Alien vs Predator: Requiem

Alien vs. Predator: Requiem is the rare sequel that feels less like a movie and more like a prolonged apology that no one actually asked for. It takes the already shaky foundation of Alien vs. Predator and somehow strips away the few things that worked, replacing them with incomprehensible visuals, joyless cruelty, and a grim obsession with being darker without ever being smarter. This is the kind of film that mistakes misery for maturity and volume for intensity, and it collapses under the weight of those bad assumptions almost immediately.

If Alien vs. Predator was a dumb but earnest monster mash, Requiem feels actively hostile toward the idea of fun.
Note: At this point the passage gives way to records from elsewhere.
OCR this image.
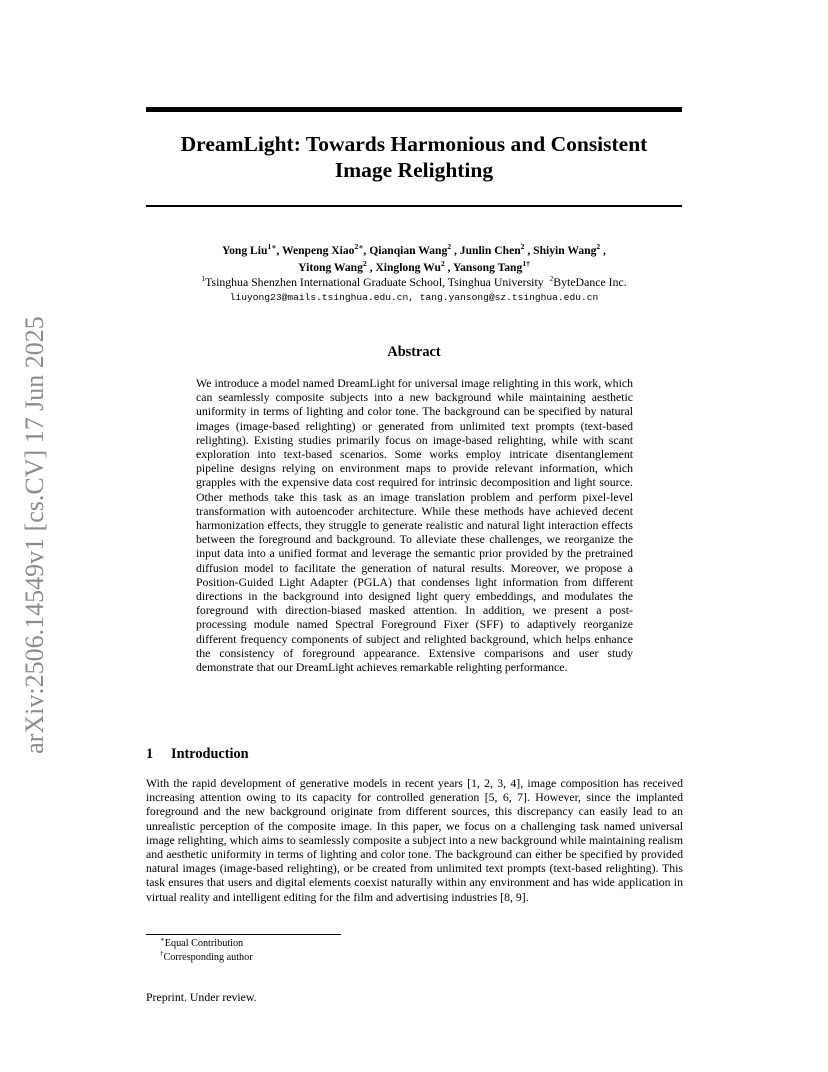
arXiv:2506.14549v1 [cs.CV] 17 Jun 2025
DreamLight: Towards Harmonious and Consistent
Image Relighting
Yong Liu$^{1∗}$, Wenpeng Xiao$^{2∗}$, Qianqian Wang$^2$ , Junlin Chen$^2$ , Shiyin Wang$^2$ ,
Yitong Wang$^2$ , Xinglong Wu$^2$ , Yansong Tang$^{1\dagger}$
$^1$Tsinghua Shenzhen International Graduate School, Tsinghua University $^2$ByteDance Inc.
liuyong23@mails.tsinghua.edu.cn, tang.yansong@sz.tsinghua.edu.cn
Abstract

We introduce a model named DreamLight for universal image relighting in this work, which can seamlessly composite subjects into a new background while maintaining aesthetic uniformity in terms of lighting and color tone. The background can be specified by natural images (image-based relighting) or generated from unlimited text prompts (text-based relighting). Existing studies primarily focus on image-based relighting, while with scant exploration into text-based scenarios. Some works employ intricate disentanglement pipeline designs relying on environment maps to provide relevant information, which grapples with the expensive data cost required for intrinsic decomposition and light source. Other methods take this task as an image translation problem and perform pixel-level transformation with autoencoder architecture. While these methods have achieved decent harmonization effects, they struggle to generate realistic and natural light interaction effects between the foreground and background. To alleviate these challenges, we reorganize the input data into a unified format and leverage the semantic prior provided by the pretrained diffusion model to facilitate the generation of natural results. Moreover, we propose a Position-Guided Light Adapter (PGLA) that condenses light information from different directions in the background into designed light query embeddings, and modulates the foreground with direction-biased masked attention. In addition, we present a post-processing module named Spectral Foreground Fixer (SFF) to adaptively reorganize different frequency components of subject and relighted background, which helps enhance the consistency of foreground appearance. Extensive comparisons and user study demonstrate that our DreamLight achieves remarkable relighting performance.

1 Introduction

With the rapid development of generative models in recent years [1, 2, 3, 4], image composition has received increasing attention owing to its capacity for controlled generation [5, 6, 7]. However, since the implanted foreground and the new background originate from different sources, this discrepancy can easily lead to an unrealistic perception of the composite image. In this paper, we focus on a challenging task named universal image relighting, which aims to seamlessly composite a subject into a new background while maintaining realism and aesthetic uniformity in terms of lighting and color tone. The background can either be specified by provided natural images (image-based relighting), or be created from unlimited text prompts (text-based relighting). This task ensures that users and digital elements coexist naturally within any environment and has wide application in virtual reality and intelligent editing for the film and advertising industries [8, 9].

∗Equal Contribution
†Corresponding author
Preprint. Under review.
Darkness Isn’t a Personality

The most infamous problem with Requiem hits you almost instantly. You can’t see anything. And I don’t mean that metaphorically. The lighting in this movie is so aggressively dark and muddy that entire action sequences dissolve into abstract shapes and flickers. For a film built entirely around watching iconic creatures tear into each other, that is a baffling creative decision. Horror relies on control of what the audience sees and doesn’t see. Requiem offers neither clarity nor tension, just visual noise.

What makes this especially frustrating is that there are moments buried in the darkness that could have worked. The creature designs, especially the Predalien concept, are inherently interesting. The problem is that the movie seems embarrassed to show them. Instead of building dread, the film hides behind shadows, smoke, and frantic editing, robbing every encounter of impact.

Cruelty Without Purpose

Requiem also leans hard into mean-spiritedness. This isn’t horror rooted in suspense or inevitability. It’s horror that feels like it’s trying to shock you into engagement. The violence is nastier, more graphic, and frequently directed at characters who barely exist beyond their function as victims. There’s no tension because there’s no attachment. The film doesn’t give you time to care, then seems irritated that you don’t.

Even by franchise standards, the human characters are thin to the point of irrelevance. They aren’t heroes, survivors, or even particularly interesting obstacles. They’re just there to be wiped out in increasingly unpleasant ways. That nihilism might have worked if the movie had something to say about it, but Requiem never does. It just wallows.

The Predator Deserves Better

Ironically, the best parts of the movie involve the Predator, specifically when the film briefly remembers how to stage action. There are a handful of sequences where the choreography is clear, the creature effects are visible, and the Predator’s methodical efficiency actually comes through. These moments are competent, sometimes even engaging, and they are the sole reason this movie avoids a complete bottom-of-the-barrel rating.

Unfortunately, these scenes feel like they belong to a different movie, one that understands pacing and visual storytelling. They’re islands of coherence in a sea of chaos. The Predator itself is framed less as a character and more as a walking cleanup crew, which is an interesting idea that the movie never explores beyond surface-level spectacle.

Horror That Forgets to Be Fun

The most damning thing about Alien vs. Predator: Requiem is how little enjoyment it offers, even on a dumb monster movie level. It’s not scary in a satisfying way. It’s not thrilling. It’s not even particularly memorable. Everything blends together into the same oppressive tone, the same murky visuals, the same relentless bleakness.

Both Alien and Predator films, at their best, understand rhythm. They know when to slow down, when to escalate, and when to let the audience breathe. Requiem has no rhythm. It’s just a constant grind, and by the halfway point, exhaustion replaces any sense of anticipation.

Half a Star for Effort, Barely

I really didn’t like Alien vs. Predator: Requiem. It misunderstands what people enjoy about both franchises and replaces atmosphere, tension, and fun with darkness, cruelty, and confusion. The few decent action scenes and flashes of competent creature work earn it half a star by default, but that generosity runs out fast.

This is a movie that feels like a chore to get through, not a guilty pleasure, not a messy experiment, just an unpleasant slog. It doesn’t expand the mythology in any meaningful way, it doesn’t deliver satisfying horror, and it actively undermines the spectacle it’s built on. A 1.5 out of 5 feels fair, and even that is doing a lot of heavy lifting.